10 June 2024

    Markets rebound in May, despite weaker economic data

    Ashley Gardyne

    Chief Investment Officer

    Ashley Gardyne

    Chief Investment Officer

    Markets rebounded in May, after briefly pausing their ascent in April. The S&P 500 rose by almost 5% over the month, offsetting the 4.2% decline in April and placing the index, which is up 11% year-to-date, back on a positive trajectory. Counterintuitively, this rebound occurred despite several weak economic data releases, as investors saw this weakness as increasing the chances of central banks cutting interest rates this year.

    Disinflation back on track

    Key economic data points released in May showed that inflationary pressures continue to decline.

    US Q1 GDP growth, which was initially reported as 1.6%, saw a sharp downward revision to 1.3% due to weaker than anticipated consumer demand. The data confirmed that the US economy is growing significantly slower than the 3.4% growth rate at the end of 2023. Additionally, the US PCE inflation report, which is the Federal Reserve's favoured measure of inflation, confirmed the trend of falling inflation and weaker consumer spending.

    Both equity and fixed income markets rallied on this weaker economic picture, as it renewed confidence that inflation was under control.

    Consumer sector earnings in focus

    Against the backdrop of cooler economic data, earnings reports from major players in the consumer sector also revealed that restrictive policy is now starting to bite the US consumer, with spending slowing. Since consumer spending accounts for approximately 70% of US GDP, these reports are vital reads on the economy's overall health.

    Reports from the 'big three' retailers—Amazon, Walmart and Target —highlight the extent to which customers are chasing value and how quickly retailers are responding. Their reports indicated that consumers are increasingly trading down, showing that middle-income shoppers are becoming increasingly price sensitive. In response, retailers have been cutting prices. Walmart, for instance, boosted its sales by attracting middle-income consumers with price rollbacks on 7,000 items. Earlier this month, Target announced plans to lower prices on nearly 5,000 everyday goods, and Amazon aims to reduce prices by up to 30% on key grocery items.

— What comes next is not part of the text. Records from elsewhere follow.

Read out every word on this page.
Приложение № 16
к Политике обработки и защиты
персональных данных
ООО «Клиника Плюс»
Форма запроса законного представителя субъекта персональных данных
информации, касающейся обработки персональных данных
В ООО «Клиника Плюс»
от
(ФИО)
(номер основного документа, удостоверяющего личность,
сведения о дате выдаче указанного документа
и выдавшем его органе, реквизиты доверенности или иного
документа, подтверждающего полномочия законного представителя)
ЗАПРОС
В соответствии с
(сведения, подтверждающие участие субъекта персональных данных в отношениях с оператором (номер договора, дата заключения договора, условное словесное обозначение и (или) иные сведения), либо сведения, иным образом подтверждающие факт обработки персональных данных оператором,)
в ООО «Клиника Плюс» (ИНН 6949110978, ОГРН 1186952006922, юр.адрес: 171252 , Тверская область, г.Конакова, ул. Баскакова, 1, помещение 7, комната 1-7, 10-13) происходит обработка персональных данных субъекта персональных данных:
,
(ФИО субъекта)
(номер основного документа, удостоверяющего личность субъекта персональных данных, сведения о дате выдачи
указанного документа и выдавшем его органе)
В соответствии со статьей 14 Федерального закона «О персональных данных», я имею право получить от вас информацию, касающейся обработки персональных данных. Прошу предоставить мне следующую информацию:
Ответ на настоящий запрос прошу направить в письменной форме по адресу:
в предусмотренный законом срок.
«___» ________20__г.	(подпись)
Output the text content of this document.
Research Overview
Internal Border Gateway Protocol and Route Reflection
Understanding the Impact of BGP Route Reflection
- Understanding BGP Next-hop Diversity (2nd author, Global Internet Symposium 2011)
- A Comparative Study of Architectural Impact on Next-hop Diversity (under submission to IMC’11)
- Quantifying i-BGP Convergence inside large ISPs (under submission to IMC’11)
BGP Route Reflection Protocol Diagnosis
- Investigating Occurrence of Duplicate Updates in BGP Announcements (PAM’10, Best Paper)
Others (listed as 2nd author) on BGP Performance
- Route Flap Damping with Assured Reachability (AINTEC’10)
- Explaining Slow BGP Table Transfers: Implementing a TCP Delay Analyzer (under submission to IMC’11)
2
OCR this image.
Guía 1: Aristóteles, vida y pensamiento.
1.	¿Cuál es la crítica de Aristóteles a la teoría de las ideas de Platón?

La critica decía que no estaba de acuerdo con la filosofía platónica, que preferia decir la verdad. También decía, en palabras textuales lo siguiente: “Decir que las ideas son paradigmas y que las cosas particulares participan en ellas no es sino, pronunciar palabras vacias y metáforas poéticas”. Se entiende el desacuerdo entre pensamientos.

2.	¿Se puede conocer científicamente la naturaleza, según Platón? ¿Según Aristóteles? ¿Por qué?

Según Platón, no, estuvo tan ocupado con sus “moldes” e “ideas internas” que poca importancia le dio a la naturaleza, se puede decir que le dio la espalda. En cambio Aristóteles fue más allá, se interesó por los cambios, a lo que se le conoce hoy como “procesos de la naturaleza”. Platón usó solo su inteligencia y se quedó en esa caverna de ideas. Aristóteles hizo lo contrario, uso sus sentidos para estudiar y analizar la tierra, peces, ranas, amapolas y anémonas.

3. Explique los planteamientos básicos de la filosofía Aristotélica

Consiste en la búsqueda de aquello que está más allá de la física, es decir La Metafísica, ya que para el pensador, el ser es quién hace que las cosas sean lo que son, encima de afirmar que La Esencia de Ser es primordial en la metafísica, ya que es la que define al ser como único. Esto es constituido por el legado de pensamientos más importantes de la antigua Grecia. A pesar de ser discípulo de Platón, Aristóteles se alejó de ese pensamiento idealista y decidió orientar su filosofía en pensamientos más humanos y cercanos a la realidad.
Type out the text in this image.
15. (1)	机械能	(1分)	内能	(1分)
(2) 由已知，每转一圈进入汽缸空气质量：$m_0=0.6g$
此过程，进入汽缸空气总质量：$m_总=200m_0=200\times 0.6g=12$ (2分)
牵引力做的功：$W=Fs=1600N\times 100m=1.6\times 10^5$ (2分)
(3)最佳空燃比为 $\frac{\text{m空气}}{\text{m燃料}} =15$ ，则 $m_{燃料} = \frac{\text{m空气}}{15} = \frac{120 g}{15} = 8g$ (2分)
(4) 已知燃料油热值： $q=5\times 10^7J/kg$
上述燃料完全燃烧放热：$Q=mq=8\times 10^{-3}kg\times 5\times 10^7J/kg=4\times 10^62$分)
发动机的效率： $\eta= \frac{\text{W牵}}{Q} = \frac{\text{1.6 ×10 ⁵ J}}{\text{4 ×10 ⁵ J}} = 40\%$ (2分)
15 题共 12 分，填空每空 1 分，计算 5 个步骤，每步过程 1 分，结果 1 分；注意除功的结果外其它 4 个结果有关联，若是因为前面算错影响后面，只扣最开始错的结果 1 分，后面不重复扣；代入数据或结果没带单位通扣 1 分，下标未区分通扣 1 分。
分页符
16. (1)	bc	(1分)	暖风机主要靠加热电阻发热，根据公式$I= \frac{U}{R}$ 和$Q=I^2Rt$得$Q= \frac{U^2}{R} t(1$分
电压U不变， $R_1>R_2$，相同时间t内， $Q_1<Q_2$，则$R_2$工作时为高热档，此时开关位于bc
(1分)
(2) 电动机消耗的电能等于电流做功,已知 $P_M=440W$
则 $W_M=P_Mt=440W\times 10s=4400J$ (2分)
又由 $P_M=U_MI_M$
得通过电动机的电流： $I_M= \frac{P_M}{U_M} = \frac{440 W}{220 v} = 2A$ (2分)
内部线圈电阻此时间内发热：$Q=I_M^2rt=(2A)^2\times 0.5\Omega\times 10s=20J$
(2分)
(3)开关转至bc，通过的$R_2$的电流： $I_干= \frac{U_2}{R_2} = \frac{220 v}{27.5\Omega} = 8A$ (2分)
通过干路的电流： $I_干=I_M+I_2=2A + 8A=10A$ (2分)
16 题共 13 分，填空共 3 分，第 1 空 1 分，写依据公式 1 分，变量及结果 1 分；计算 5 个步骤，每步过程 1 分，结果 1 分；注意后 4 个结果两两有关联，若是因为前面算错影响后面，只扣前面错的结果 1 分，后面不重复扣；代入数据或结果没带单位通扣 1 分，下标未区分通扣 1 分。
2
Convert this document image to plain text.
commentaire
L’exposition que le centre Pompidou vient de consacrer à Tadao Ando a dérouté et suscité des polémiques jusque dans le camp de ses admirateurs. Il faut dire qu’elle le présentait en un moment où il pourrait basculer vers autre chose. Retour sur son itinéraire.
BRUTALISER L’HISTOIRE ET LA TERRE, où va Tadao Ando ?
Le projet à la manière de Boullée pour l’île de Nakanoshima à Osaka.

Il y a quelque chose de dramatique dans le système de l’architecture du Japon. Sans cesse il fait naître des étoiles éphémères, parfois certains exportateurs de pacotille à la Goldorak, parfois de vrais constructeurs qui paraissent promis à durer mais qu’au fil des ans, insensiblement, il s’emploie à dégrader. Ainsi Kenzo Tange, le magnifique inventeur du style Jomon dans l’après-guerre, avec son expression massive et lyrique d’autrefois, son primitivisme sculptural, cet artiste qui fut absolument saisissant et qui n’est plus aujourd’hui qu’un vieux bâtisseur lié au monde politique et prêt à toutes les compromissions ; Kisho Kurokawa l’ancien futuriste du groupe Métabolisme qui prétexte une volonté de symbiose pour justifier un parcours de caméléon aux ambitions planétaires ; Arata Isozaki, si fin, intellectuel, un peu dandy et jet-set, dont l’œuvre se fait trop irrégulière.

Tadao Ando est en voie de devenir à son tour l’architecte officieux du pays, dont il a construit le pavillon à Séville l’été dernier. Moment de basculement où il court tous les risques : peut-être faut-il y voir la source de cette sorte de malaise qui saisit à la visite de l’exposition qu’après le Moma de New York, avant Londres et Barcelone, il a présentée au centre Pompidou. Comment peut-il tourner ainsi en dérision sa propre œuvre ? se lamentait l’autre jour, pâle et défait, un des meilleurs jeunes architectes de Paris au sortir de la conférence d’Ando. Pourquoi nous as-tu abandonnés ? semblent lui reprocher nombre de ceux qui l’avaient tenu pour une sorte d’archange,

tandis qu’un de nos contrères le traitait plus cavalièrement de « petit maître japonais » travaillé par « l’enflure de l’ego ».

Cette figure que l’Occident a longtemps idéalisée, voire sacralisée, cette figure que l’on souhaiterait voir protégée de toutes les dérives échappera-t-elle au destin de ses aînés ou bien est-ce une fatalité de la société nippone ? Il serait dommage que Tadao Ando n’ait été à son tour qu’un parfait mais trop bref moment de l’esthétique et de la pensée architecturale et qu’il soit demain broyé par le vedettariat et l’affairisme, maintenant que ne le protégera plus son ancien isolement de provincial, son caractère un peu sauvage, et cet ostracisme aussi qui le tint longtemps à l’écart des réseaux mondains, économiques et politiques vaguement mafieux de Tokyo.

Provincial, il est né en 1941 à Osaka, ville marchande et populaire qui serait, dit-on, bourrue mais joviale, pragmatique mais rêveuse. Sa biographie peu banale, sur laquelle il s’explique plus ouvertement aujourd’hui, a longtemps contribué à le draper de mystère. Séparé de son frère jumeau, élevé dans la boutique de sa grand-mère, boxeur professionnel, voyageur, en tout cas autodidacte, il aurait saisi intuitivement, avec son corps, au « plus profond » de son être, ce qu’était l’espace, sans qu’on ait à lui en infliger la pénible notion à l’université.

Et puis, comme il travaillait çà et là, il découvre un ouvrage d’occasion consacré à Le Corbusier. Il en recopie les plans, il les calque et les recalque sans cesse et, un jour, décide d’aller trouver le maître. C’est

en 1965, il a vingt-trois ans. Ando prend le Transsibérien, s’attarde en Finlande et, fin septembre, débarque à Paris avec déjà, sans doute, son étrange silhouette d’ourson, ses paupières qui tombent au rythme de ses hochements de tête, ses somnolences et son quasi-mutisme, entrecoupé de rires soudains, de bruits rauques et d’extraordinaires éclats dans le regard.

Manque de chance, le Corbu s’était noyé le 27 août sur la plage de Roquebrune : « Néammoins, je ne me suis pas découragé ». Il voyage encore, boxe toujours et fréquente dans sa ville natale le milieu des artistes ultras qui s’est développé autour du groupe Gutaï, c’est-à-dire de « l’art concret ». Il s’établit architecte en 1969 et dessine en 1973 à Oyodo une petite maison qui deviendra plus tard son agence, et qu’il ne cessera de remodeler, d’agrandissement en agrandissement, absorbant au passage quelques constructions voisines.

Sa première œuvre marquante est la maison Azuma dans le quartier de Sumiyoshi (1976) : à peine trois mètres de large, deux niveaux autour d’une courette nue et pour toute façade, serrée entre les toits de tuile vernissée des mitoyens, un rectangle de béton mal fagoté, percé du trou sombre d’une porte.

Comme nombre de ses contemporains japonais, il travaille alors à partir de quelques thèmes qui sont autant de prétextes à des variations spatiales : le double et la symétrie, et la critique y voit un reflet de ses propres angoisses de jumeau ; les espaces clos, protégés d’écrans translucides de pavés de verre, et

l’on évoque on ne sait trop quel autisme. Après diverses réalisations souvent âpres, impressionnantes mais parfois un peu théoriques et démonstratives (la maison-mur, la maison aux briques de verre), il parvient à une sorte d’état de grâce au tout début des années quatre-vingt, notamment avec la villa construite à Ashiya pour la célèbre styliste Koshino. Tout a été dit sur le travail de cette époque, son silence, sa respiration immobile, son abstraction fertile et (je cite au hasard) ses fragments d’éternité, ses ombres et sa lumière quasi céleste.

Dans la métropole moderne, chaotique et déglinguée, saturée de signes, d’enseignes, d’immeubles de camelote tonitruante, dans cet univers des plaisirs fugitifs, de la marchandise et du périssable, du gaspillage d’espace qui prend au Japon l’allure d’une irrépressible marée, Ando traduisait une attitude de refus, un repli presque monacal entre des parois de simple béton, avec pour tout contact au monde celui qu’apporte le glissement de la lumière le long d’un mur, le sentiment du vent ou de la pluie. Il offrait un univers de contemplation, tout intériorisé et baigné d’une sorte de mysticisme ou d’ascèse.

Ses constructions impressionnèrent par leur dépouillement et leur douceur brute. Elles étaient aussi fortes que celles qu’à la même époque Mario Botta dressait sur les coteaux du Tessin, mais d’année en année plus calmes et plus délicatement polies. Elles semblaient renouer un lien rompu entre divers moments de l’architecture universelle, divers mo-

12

    With the big three having combined annual sales of over USD$1 trillion, representing approximately 20% of total US retail sales, these trends further support the view that inflation will continue to subside.

    Peer pressure

    Central banks have only one blunt tool to deal with inflation – interest rates. Higher rates have the impact of reducing spending and investments levels, thereby slowing economic growth and reducing inflation pressures. As we have seen numerous times before, if central banks keep interest rates at restrictive levels for too long, it can have unintended consequences on the economy and markets.

    Central banks in parts of the world are aware of this dynamic and responding. The European Central Bank (ECB) dropped interest rates by 0.25% earlier this week, with additional cuts likely later this year. The Bank of Canada cut interest rates the day before the ECB, becoming the first G7 country to do so, while Switzerland and Sweden had already reduced their benchmark rates earlier in the year.

    The ball is back in the Fed's court

    The US economy and decisions by the US Federal Reserve can have a major impact on global financial markets.

    The resilience of the consumer has been a key pillar in sustaining the US economy. However, signs of stress are emerging across income tiers, and GDP growth is a far cry from the highs at the end of 2023. With inflation now firmly under control, the economy slowing and consumers facing increasing pressure, the ball is back in the Fed’s court.

    The recent rally in share markets suggests that investors believe that central banks will cut rates in time to avoid much more economic damage, but the jury is still out, and we are watching the situation closely.